I’ve been asked what my own setup is, which boils down to buckets over a bathtub!

The Dutch Bucket System

Otherwise known as a Dutch Bucket, there are many YouTube videos about how to set one up but the very best reference video is here, by Hydro HowTo:

Over the Tub

Since any hydroponic system has the potential to leak, I positioned the whole kit over the tub excepting the reservoir itself, and there’s a water leak sensor right next to it.  This setup has saved my bacon a number of times since dumping the reservoir to change out the nutrients would otherwise have been a heavy problem, literally.   I could build a deck for the buckets and put a drainage tube beneath it so that the system could be drained quickly and easily. This also has the benefit of making the reservoir easy to fill via the shower head hose.
The reason for the second tier is a matter of height relative to the reservoir: with the reservoir being on the floor, if the buckets sat on the first tier there wouldn’t have been enough height difference for them to drain properly.
Note the bubble leveler on top of the bucket in the photo above: it’s crucial that the deck be built level both on the X and Y planes because you need the water to feed straight down to the roots to ensure consistent coverage.

Something you cannot scrimp on is the grommets that connect the pipework to the bucket..! If you notice from the pictures above I initially used plumbers’ putty and basic sprinkler system elbows, but it absolutely won’t work.  You need to use grommets like these for the right diameter of pipe you’re using, and then carve the right size hole in the buckets. The fit should be tight – frustratingly so – such that with time and patience you can get the grommet in there and insert the pipe.  This is what you need to last the 3+ months of water flowing through this junction.

This funny looking tool is super useful for making the circular hole just a smidge larger, rather than using a pocket knife, X-Acto or some other method.  It’s cheap and keeps things circular and clean.

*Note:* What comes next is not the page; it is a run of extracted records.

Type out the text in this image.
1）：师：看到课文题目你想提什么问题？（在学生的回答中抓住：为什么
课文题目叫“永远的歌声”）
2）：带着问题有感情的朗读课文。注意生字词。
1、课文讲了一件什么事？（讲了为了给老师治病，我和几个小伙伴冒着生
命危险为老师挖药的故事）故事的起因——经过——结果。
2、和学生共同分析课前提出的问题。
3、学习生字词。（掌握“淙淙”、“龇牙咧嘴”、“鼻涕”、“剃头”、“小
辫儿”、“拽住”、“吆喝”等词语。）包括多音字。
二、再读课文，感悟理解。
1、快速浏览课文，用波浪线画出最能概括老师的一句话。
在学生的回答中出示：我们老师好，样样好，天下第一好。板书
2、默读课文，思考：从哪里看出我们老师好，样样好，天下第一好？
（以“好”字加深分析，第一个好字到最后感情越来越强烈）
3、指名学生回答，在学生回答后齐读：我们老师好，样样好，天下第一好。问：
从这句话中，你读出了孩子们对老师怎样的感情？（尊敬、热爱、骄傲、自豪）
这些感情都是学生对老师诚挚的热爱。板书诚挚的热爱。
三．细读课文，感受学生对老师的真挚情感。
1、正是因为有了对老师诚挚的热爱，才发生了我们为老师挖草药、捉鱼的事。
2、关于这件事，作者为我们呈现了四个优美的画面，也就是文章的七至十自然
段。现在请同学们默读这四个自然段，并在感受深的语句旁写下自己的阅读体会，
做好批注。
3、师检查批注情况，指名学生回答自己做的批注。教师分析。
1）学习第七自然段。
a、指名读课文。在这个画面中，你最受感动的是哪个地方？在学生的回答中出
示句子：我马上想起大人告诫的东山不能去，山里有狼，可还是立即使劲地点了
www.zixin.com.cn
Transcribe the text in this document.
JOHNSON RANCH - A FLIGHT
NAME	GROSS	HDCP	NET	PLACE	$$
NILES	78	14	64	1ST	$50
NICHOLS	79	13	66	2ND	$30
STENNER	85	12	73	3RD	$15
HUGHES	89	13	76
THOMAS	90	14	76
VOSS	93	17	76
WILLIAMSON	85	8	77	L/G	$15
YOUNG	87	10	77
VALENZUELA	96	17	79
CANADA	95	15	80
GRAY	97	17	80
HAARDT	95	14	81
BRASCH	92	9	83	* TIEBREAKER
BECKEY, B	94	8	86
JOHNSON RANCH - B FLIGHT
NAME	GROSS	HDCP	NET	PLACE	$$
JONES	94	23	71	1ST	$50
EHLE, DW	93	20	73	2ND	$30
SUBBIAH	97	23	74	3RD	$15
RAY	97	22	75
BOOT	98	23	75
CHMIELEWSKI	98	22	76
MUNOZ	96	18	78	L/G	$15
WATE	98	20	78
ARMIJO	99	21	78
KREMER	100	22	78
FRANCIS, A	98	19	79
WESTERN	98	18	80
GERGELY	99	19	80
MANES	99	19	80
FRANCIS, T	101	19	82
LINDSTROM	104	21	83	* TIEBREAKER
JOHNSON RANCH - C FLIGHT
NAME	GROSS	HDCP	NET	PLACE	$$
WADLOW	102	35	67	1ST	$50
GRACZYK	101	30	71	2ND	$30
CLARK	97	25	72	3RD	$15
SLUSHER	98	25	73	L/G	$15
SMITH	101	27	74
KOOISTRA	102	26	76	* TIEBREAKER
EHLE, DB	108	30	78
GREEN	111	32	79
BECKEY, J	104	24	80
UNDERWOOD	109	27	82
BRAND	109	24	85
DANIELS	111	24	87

Another thing I’ve discovered is invaluable is a 3D printed watering ring: drip watering hoses work fine, but the roots follow the water so there will only be roots beneath the drip hose. Remember that with autoflowers the plant switches to bloom when it encounters root resistance, so the more it can root, the bigger the plant will be.
These watering rings distribute water around the stem so that you’ll get good, full roots, increasing the size and yield of your plant.

This can be found on Thingiverse – https://www.thingiverse.com/thing:2898785

Lastly, I maintain that Perlite is the way to go.  Setting up the kit for the second grow cycle 4 months later, I poured the Perlite I’d used before into the buckets to find that the middle – after all that time – was still damp, but there was NO mildew or mold!
During the grow cycle you will get some algae on the top – which indicates healthy water and medium – but to say this stuff is mold resistant is an understatement.